Par conséquent, le premier point de l'idéal artistique du socialiste est qu'il devrait être accessible à tous, et ce n'est possible que si l'on admet enfin que l'art doit faire partie intégrante de tous les produits manufacturés possédant une forme bien précise et destinés à durer. En d'autres termes, au lieu de considérer l'art comme un luxe accessoire pour une classe privilégiée, le socialiste revendique l'art comme une nécessité de la vie humaine dont la société n'a le droit de priver aucun de ses citoyens. Il revendique aussi le droit pour chaque citoyen de se consacrer au travail qui lui convient le mieux. Ainsi, non seulement on gâcherait moins d'efforts, mais ceux-ci seraient utilisés à bon escient. Car je le redis encore une fois, un emploi agréable de nos énergies est la source de tout art et de tout bonheur : autrement dit, c'est une finalité de la vie. De sorte que, une fois de plus, la société qui n'offre pas à tous ses membres la possibilité d'employer son énergie à bon escient a oublié la finalité de la vie. Elle ne remplit pas ses fonctions et, par conséquent, ce n'est plus qu'une tyrannie à laquelle il faut résister sans ménagement.
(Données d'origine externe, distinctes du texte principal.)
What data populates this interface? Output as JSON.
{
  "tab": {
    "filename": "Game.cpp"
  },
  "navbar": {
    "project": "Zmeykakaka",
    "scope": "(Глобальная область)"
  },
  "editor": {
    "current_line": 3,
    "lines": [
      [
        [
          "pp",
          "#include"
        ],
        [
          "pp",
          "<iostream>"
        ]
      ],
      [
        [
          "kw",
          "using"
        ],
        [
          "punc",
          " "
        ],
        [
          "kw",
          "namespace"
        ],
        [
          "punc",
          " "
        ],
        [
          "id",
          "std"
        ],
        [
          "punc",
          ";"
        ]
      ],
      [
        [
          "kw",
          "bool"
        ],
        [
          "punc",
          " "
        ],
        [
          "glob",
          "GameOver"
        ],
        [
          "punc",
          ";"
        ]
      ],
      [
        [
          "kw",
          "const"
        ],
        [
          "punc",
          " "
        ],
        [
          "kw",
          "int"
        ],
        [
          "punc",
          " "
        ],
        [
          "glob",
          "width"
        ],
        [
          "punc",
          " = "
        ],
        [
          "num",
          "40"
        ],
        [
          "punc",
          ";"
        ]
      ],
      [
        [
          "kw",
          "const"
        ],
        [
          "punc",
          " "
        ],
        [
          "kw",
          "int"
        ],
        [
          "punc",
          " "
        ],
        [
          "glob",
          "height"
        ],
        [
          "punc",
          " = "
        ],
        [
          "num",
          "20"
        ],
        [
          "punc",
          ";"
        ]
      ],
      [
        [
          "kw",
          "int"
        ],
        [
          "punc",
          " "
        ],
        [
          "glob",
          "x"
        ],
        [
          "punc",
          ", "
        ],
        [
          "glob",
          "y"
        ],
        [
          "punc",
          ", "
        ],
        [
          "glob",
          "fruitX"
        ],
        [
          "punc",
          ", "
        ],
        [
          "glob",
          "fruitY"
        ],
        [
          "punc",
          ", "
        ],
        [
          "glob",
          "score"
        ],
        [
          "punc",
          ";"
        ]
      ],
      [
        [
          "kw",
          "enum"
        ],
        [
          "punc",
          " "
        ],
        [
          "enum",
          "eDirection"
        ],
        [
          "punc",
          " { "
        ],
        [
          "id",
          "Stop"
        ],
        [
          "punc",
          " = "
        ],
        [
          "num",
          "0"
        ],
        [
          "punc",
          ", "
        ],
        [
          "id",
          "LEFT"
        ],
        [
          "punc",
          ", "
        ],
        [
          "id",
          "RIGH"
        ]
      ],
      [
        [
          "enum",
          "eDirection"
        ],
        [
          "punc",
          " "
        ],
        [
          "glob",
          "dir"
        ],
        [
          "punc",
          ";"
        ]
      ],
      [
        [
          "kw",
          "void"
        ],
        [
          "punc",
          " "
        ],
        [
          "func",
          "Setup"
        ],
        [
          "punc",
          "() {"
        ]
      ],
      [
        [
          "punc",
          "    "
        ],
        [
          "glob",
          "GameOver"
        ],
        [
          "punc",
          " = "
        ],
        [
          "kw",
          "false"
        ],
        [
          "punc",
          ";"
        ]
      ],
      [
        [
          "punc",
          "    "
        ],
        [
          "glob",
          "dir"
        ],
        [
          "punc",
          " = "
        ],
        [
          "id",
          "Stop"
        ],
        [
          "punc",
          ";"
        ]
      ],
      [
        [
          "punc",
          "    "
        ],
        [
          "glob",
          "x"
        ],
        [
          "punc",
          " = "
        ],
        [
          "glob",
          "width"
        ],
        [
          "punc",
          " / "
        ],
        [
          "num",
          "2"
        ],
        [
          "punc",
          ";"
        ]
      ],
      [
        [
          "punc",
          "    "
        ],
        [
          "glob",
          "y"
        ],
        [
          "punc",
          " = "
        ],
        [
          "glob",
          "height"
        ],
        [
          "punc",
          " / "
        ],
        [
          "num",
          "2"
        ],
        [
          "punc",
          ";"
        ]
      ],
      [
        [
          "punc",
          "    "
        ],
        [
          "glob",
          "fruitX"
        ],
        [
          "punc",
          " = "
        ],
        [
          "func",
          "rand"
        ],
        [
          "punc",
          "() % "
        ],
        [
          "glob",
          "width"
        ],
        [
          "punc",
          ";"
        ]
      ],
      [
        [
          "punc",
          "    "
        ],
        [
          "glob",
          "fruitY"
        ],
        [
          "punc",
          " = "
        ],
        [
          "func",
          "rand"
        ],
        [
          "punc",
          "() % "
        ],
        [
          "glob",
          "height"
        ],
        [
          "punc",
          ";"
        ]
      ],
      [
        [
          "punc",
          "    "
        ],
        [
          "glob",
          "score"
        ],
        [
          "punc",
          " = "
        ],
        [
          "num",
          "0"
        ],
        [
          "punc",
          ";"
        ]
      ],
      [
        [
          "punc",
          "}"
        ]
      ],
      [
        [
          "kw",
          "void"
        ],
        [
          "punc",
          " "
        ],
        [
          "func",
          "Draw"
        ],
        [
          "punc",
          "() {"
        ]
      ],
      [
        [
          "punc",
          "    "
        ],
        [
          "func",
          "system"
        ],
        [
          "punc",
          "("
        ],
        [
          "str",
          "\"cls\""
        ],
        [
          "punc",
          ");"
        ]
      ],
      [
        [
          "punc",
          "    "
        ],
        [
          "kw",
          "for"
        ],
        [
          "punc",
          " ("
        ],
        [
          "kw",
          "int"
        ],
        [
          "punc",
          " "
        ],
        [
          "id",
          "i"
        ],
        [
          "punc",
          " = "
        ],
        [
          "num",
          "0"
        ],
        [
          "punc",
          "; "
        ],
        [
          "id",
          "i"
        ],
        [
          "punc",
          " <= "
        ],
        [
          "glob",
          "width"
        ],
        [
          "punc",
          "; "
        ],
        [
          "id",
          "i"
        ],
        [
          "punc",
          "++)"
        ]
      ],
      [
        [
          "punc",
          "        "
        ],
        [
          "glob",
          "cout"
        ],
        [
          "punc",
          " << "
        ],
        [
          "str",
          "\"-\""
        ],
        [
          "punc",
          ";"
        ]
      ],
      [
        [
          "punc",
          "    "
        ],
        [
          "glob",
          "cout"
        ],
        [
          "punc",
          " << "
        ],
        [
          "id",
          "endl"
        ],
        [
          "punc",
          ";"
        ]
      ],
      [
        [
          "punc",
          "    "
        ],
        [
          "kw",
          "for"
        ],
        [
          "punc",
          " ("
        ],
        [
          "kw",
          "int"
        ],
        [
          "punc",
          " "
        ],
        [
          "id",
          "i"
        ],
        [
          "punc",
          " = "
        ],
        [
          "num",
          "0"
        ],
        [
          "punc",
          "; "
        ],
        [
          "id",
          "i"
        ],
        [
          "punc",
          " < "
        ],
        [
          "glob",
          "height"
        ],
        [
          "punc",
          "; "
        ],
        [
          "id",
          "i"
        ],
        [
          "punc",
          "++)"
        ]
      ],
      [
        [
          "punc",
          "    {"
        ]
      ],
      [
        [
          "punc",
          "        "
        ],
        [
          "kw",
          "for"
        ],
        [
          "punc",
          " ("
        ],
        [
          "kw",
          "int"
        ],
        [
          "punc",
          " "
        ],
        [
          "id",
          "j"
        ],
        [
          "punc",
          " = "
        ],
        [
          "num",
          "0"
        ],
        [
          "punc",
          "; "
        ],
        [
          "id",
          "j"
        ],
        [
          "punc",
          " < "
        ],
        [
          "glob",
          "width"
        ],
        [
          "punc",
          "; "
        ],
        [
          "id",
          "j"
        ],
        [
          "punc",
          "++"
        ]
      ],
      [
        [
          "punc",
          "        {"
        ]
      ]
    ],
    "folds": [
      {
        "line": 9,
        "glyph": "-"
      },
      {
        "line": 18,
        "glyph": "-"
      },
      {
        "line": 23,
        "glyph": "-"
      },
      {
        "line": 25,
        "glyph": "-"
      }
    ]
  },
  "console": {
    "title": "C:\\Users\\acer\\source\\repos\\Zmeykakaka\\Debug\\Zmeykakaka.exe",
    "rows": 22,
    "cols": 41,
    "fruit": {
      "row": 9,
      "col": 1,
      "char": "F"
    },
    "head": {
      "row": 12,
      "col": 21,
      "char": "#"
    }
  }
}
En outre, quand on fabrique des biens, il faudrait conserver un peu de l'esprit de l'artisanat, que ces articles soient faits par la main de l'homme, par une machine qui vient en aide à la main ou bien par quelqu'un qui la remplace. Or l'artisan voit instinctivement dans les marchandises et dans leur utilisation l'objet de son travail. Les usages secondaires qu'on en fait et les exigences du marché, n'ont aucune importance pour lui. Peu lui chaut que les articles qu'il fabrique doivent servir à un esclave ou à un roi ; il ne se soucie que d'en fabriquer qui soient de la meilleure qualité possible.
William Morris, "L'art : idéal socialiste", in L'art et l'artisanat, trad. Thierry Gillyboeuf, Paris, éditions Payot&Rivages, 2011, p. 106-107.